10. Bölüm
Yeni güne uyandığında; boş duvarlarla selamlaştı. Sessizlik hâkimiyetini kurmuş, canı sıkkın bir şekilde yatağından kalkıp salona geçti. Bir gün öncesi yanında uyandığı Elvan gitmişti. Uyurken izleyip mutlu olacağı kimsesi kalmamıştı. Mutfak tezgâhının üzerinde duran çaydanlık bile gözüne kötü görünüyordu. Elvan’ın gidişinin üzerinden 24 saat geçmişti ve bir haber alamamıştı. Birçok kere telefon açtığı halde, telefonun kapalı ve ulaşılamaz durumda olduğu cevabını duydukça daha çok sinirleniyordu.
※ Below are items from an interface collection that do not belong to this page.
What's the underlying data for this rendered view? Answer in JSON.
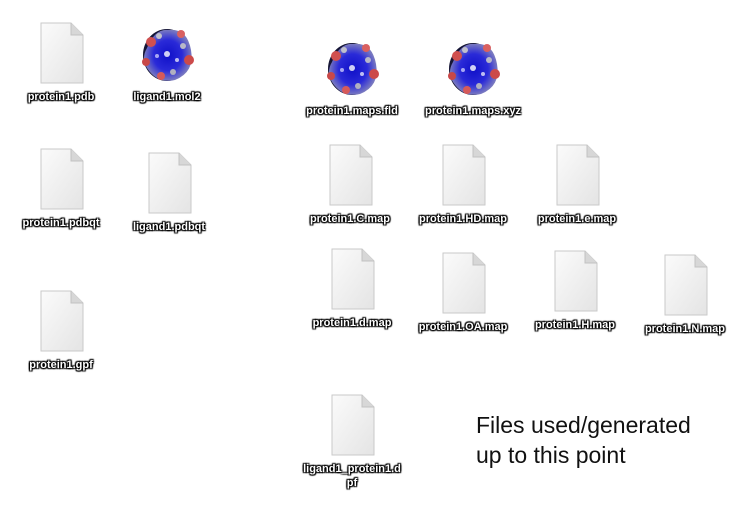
{
  "files": [
    {
      "name": "protein1.pdb",
      "icon": "document-icon"
    },
    {
      "name": "ligand1.mol2",
      "icon": "molecule-icon"
    },
    {
      "name": "protein1.pdbqt",
      "icon": "document-icon"
    },
    {
      "name": "ligand1.pdbqt",
      "icon": "document-icon"
    },
    {
      "name": "protein1.gpf",
      "icon": "document-icon"
    },
    {
      "name": "protein1.maps.fld",
      "icon": "molecule-icon"
    },
    {
      "name": "protein1.maps.xyz",
      "icon": "molecule-icon"
    },
    {
      "name": "protein1.C.map",
      "icon": "document-icon"
    },
    {
      "name": "protein1.HD.map",
      "icon": "document-icon"
    },
    {
      "name": "protein1.e.map",
      "icon": "document-icon"
    },
    {
      "name": "protein1.d.map",
      "icon": "document-icon"
    },
    {
      "name": "protein1.OA.map",
      "icon": "document-icon"
    },
    {
      "name": "protein1.H.map",
      "icon": "document-icon"
    },
    {
      "name": "protein1.N.map",
      "icon": "document-icon"
    },
    {
      "name": "ligand1_protein1.dpf",
      "icon": "document-icon"
    }
  ],
  "note": {
    "line1": "Files used/generated",
    "line2": "up to this point"
  }
}
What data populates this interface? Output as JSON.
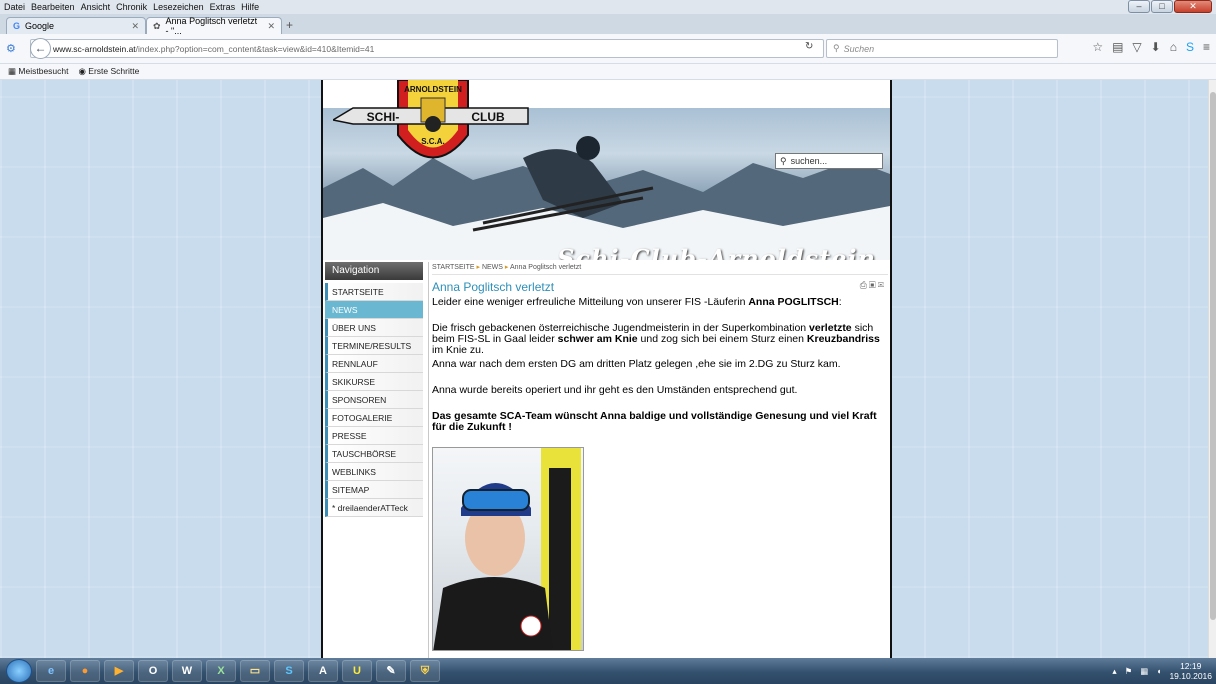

Oturduğu ev bomboştu ve sade döşenmişti. Dışarıda hava tüm sıcaklığıyla kendini hissettirmeye başlamış, istemeyerek olsa bile, kahvesini hazırlayıp pencerenin yanındaki koltuğuna geçmişti. Eline telefonunu alıp, son arananlardan Elvan’ı tekrar aradı. Telefon çalıyordu ama açan yoktu. İyice meraklanmıştı. Bir sigara yakıp, kahvesini içerken dışarıyı izlemeye koyuldu.
Telefonun sesiyle kendine geldi. Elvan arıyordu.
Bu son fasıldır ey ömrüm nasıl geçersen geç!
Cihana bir daha gelmek hayal edilse bile,
Avunmak istemeyiz öyle bir teselliyle.